Living with a Wild God

Living with a Wild God
Author :
Publisher : Twelve
Total Pages : 227
Release :
ISBN-10 : 9781455501755
ISBN-13 : 1455501751
Rating : 4/5 (55 Downloads)

Synopsis Living with a Wild God by : Barbara Ehrenreich

From the New York Times bestselling author of Nickel and Dimed comes a brave, frank, and exquisitely written memoir that will change the way you see the world. Barbara Ehrenreich is one of the most important thinkers of our time. Educated as a scientist, she is an author, journalist, activist, and advocate for social justice. In Living With a Wild God, she recounts her quest-beginning in childhood-to find ""the Truth"" about the universe and everything else: What's really going on? Why are we here? In middle age, she rediscovered the journal she had kept during her tumultuous adolescence, which records an event so strange, so cataclysmic, that she had never, in all the intervening years, written or spoken about it to anyone. It was the kind of event that people call a ""mystical experience""-and, to a steadfast atheist and rationalist, nothing less than shattering.

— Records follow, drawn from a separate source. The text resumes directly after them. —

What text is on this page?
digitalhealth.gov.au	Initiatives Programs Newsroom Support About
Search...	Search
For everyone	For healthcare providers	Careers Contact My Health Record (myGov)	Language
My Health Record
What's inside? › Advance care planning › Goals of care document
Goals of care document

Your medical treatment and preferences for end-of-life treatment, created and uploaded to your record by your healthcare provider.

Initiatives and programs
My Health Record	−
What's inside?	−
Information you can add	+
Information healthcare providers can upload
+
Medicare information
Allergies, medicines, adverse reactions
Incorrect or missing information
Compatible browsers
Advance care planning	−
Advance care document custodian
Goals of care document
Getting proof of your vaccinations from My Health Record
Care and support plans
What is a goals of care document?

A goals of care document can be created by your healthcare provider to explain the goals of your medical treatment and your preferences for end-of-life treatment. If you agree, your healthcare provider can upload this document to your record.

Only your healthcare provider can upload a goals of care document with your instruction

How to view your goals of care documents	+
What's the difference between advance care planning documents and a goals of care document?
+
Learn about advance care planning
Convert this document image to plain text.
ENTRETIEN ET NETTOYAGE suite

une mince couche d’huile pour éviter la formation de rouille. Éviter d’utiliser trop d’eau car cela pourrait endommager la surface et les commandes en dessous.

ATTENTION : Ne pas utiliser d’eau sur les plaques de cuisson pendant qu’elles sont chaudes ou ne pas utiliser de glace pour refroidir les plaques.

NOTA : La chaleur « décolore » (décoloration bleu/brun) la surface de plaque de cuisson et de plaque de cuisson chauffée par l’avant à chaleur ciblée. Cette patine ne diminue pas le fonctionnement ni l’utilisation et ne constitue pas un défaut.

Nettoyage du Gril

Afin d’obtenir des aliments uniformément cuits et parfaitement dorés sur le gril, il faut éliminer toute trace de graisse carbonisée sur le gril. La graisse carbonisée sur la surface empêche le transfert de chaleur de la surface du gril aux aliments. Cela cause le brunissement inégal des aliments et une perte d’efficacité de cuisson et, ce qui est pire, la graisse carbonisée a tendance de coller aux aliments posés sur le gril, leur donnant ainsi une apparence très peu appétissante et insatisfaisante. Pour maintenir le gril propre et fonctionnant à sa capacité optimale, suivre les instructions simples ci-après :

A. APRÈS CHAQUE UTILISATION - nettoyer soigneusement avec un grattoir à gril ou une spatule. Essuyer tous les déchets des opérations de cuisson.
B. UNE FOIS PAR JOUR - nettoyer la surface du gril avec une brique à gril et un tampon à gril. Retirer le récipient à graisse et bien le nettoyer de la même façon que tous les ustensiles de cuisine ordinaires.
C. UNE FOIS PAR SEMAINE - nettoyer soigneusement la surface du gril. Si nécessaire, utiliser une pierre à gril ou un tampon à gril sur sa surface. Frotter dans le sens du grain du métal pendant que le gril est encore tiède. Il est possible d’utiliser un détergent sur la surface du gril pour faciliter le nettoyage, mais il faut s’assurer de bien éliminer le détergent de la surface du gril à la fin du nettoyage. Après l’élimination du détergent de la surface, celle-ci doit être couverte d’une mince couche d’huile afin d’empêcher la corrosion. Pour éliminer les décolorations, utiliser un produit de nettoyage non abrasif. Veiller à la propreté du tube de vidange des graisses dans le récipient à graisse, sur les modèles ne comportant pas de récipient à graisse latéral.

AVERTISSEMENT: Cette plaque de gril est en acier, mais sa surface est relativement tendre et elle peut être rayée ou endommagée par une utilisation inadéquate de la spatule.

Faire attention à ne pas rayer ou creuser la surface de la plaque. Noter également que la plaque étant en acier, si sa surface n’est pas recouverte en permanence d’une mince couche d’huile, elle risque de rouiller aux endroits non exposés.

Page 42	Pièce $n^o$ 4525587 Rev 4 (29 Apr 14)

In Living With a Wild God, Ehrenreich reconstructs her childhood mission, bringing an older woman's wry and erudite perspective to a young girl's impassioned obsession with the questions that, at one point or another, torment us all. The result is both deeply personal and cosmically sweeping-a searing memoir and a profound reflection on science, religion, and the human condition. With her signature combination of intellectual rigor and uninhibited imagination, Ehrenreich offers a true literary achievement-a work that has the power not only to entertain but amaze.